If you're offering a shuttle service to ferry your guests from your reception back to their hotels, be sure to put someone in charge of ensuring this process runs smoothly, says Fisher. "They should do a quick walk through of the reception space to make sure that no guests are left behind," she points out, adding, "don't forget to check the bathrooms!"

Save the top of your wedding cake.

If you'd like to save the top layer of your wedding cake—if you freeze it properly, it will be delicious on your one-year anniversary—ask someone local to take it home with them and keep it in their freezer until you can collect it, says Bernstein. "Ask your baker to provide you with detailed instructions on how to properly wrap the cake and then, don't forget to pass this information on to whomever is taking the top layer home with them," she says.

Get your wedding dress and accessories home.

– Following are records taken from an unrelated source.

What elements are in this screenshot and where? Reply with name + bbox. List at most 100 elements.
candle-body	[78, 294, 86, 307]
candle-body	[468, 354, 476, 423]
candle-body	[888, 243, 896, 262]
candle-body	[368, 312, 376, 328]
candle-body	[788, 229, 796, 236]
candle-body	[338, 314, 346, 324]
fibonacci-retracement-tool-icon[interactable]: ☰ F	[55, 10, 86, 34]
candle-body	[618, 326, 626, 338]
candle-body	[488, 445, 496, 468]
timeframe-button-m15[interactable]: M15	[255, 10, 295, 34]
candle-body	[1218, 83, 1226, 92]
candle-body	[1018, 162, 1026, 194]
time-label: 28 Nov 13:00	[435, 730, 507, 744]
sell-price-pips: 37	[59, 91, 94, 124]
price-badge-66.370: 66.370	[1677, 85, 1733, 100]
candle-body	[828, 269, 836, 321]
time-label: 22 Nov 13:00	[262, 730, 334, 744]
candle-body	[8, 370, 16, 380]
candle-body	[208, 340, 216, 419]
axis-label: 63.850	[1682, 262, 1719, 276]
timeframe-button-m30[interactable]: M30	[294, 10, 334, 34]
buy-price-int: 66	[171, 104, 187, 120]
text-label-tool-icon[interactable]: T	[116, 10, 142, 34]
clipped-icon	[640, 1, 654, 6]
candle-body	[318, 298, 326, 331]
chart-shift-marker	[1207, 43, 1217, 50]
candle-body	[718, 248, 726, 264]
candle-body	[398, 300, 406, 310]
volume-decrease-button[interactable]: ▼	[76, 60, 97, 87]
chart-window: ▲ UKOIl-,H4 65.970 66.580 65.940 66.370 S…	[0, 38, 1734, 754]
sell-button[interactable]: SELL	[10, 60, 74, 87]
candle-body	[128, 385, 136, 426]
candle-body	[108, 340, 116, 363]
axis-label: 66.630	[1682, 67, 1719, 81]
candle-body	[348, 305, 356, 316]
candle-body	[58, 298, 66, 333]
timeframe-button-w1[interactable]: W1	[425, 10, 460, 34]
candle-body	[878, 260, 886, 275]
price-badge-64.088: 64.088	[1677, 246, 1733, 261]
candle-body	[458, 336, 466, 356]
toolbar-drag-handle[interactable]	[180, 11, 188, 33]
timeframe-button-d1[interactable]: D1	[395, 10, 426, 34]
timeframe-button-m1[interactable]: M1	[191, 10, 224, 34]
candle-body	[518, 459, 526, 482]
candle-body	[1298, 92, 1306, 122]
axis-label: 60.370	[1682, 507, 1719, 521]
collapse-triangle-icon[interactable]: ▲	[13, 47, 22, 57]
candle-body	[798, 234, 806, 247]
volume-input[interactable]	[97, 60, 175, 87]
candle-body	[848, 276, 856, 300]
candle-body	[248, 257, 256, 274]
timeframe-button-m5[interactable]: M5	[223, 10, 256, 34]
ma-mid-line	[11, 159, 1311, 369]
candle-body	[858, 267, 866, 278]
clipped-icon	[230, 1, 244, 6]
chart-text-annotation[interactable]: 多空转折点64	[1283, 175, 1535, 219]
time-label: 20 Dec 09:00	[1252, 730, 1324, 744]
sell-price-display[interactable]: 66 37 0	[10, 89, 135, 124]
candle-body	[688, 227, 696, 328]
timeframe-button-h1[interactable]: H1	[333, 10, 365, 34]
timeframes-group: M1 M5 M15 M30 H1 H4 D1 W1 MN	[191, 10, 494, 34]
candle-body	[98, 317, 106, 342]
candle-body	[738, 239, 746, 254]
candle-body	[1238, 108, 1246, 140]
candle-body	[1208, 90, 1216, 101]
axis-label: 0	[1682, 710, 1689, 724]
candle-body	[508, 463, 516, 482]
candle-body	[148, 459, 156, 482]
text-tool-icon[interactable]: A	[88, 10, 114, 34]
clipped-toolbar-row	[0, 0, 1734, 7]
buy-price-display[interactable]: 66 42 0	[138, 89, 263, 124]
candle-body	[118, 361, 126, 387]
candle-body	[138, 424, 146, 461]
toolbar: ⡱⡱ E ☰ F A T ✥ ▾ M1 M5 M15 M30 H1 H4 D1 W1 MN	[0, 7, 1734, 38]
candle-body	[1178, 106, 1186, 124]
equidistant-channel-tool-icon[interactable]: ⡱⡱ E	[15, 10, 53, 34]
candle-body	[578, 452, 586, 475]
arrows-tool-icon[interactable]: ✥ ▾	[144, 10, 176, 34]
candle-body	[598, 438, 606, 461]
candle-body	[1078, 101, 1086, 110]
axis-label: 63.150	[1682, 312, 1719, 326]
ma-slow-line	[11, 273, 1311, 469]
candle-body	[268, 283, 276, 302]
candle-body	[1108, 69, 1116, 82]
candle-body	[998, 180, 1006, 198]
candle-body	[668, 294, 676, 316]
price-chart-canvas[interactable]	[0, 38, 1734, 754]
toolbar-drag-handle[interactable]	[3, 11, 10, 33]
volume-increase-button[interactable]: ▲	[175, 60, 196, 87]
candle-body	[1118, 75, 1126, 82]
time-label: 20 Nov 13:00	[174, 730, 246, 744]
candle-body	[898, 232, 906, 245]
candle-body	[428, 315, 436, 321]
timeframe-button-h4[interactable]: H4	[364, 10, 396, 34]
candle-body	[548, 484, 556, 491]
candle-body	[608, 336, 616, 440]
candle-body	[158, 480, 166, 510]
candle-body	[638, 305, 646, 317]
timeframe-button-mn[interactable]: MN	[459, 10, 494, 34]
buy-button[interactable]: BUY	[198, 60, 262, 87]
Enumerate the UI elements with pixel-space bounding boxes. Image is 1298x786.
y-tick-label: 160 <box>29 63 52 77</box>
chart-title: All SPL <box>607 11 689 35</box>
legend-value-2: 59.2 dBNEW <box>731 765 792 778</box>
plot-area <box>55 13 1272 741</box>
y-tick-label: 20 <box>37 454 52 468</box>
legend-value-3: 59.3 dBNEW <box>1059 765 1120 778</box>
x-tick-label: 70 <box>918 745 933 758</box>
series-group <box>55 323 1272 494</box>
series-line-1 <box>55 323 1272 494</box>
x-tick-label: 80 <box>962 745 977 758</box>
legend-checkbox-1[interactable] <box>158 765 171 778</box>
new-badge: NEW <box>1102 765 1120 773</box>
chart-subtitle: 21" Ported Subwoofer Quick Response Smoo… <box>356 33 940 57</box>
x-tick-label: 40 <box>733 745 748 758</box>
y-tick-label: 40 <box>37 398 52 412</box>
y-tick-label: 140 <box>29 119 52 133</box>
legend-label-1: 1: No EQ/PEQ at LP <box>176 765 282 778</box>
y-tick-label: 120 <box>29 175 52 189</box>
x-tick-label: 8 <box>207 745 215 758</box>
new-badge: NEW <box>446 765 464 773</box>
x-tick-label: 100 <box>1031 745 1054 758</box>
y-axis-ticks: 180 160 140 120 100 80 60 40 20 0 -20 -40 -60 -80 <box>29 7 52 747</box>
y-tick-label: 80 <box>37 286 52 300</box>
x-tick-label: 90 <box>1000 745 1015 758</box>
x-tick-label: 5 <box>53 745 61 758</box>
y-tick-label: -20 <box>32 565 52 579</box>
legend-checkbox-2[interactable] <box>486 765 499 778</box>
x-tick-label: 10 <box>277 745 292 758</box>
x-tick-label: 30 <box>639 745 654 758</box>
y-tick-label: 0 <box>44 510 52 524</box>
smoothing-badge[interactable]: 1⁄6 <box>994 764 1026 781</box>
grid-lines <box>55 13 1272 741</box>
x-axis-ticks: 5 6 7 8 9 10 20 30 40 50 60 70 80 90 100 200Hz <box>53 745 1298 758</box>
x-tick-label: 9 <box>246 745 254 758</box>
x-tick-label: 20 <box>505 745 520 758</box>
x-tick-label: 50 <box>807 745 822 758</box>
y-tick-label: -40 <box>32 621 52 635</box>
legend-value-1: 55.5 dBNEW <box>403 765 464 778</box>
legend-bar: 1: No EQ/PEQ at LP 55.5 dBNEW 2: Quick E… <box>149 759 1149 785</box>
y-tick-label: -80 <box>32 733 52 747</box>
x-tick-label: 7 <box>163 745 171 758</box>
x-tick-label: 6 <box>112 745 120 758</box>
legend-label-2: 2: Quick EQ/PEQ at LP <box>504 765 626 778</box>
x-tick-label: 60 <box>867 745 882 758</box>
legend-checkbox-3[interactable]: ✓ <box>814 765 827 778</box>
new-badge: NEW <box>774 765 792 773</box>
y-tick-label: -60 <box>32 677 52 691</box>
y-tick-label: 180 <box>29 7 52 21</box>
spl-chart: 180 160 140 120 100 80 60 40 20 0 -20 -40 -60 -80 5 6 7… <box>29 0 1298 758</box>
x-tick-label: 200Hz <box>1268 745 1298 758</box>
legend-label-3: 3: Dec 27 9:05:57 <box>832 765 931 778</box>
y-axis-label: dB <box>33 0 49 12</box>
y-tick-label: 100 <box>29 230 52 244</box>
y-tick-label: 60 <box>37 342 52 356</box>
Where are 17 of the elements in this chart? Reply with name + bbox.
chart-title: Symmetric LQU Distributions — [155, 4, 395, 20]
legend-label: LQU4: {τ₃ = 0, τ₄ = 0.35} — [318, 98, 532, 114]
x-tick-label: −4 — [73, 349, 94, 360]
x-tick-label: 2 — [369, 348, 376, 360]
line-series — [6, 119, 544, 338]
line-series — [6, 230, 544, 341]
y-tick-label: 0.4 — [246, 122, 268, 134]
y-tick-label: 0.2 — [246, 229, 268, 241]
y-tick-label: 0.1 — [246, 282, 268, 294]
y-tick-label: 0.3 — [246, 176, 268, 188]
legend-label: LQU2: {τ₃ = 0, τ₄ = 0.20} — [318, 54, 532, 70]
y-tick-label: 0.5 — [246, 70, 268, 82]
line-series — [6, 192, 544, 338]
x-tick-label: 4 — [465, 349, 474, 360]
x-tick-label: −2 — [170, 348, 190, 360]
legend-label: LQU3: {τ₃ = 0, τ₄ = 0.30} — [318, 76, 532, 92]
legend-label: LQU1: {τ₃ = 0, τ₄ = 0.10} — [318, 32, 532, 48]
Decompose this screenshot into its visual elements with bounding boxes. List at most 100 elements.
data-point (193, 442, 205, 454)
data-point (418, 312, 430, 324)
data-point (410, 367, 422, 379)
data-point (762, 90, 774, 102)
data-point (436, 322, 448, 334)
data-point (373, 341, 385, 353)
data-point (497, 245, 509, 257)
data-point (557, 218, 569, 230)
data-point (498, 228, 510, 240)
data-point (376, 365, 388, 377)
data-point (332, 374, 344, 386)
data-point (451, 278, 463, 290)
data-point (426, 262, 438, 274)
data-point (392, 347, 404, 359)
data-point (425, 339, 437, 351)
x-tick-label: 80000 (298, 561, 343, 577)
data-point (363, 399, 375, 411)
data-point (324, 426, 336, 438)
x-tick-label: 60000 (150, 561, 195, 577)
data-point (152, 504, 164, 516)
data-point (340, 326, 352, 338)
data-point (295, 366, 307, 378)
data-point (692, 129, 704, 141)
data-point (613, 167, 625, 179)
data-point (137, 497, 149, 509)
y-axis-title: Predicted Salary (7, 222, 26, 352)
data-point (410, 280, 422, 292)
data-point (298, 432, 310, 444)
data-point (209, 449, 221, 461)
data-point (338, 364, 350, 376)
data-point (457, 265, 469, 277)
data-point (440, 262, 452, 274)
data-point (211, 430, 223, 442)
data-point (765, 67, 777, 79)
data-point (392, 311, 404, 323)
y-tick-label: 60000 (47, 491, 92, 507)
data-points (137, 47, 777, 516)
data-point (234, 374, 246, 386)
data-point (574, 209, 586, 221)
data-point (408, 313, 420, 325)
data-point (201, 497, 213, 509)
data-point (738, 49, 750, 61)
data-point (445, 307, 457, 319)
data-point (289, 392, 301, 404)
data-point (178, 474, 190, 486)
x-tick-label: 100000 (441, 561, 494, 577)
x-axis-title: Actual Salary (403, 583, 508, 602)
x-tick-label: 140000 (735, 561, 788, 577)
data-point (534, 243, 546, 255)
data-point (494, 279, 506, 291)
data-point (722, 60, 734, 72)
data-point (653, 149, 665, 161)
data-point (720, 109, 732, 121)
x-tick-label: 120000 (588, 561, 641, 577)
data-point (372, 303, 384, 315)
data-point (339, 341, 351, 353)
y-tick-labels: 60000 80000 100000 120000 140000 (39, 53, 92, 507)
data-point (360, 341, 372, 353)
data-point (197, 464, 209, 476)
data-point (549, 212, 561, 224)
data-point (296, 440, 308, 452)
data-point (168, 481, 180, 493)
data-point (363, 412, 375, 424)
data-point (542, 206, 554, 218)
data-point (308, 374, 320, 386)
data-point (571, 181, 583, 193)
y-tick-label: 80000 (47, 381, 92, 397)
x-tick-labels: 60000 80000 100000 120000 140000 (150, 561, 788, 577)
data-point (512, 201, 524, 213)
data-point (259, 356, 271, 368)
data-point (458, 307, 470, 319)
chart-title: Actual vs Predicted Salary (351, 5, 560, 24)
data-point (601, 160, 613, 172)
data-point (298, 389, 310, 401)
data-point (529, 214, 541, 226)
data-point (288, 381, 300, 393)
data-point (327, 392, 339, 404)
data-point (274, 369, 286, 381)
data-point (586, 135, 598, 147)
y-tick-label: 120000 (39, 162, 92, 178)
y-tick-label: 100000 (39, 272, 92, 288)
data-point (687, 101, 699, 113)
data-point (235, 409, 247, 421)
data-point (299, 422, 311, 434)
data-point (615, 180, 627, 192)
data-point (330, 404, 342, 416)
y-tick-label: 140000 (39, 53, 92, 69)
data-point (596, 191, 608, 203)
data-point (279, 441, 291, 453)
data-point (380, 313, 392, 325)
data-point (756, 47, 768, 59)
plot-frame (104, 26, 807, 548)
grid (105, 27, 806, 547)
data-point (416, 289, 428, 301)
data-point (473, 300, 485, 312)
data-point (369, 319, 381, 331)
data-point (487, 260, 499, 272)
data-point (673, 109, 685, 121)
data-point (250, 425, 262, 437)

Bernstein says that, "if you're like most ladies I know, you probably swapped your heels out for flip-flops, draped your veil over a chair, and gave your lipstick to your maid-of-honor at some point during the reception." So, ask her—or another friend or family member—to do one last task: "Collect these items and take them back to your hotel suite," Bernstein says.

And return your tuxedo.

To avoid late fees, make sure you turn in your tuxedo on time—even if that means asking a groomsman to do it for you. You can help your friends too, by "assigning one of your pals to collect all of tuxedos and return them to the formalwear company," Bernstein suggests.

Distribute vendor gratuities.

You may want to tip many of your wedding vendors at the end of the night. "So that you're not fumbling with cash after the last song," Fisher suggests, "put vendor gratuities in sealed and labeled envelopes the week of the wedding." However, she adds, "you will probably be too busy dancing and saying goodbyes to remember to actually hand them out at the end of the night. So, ask your maid-of-honor, best man, or parents" to give out the tips, Fisher says.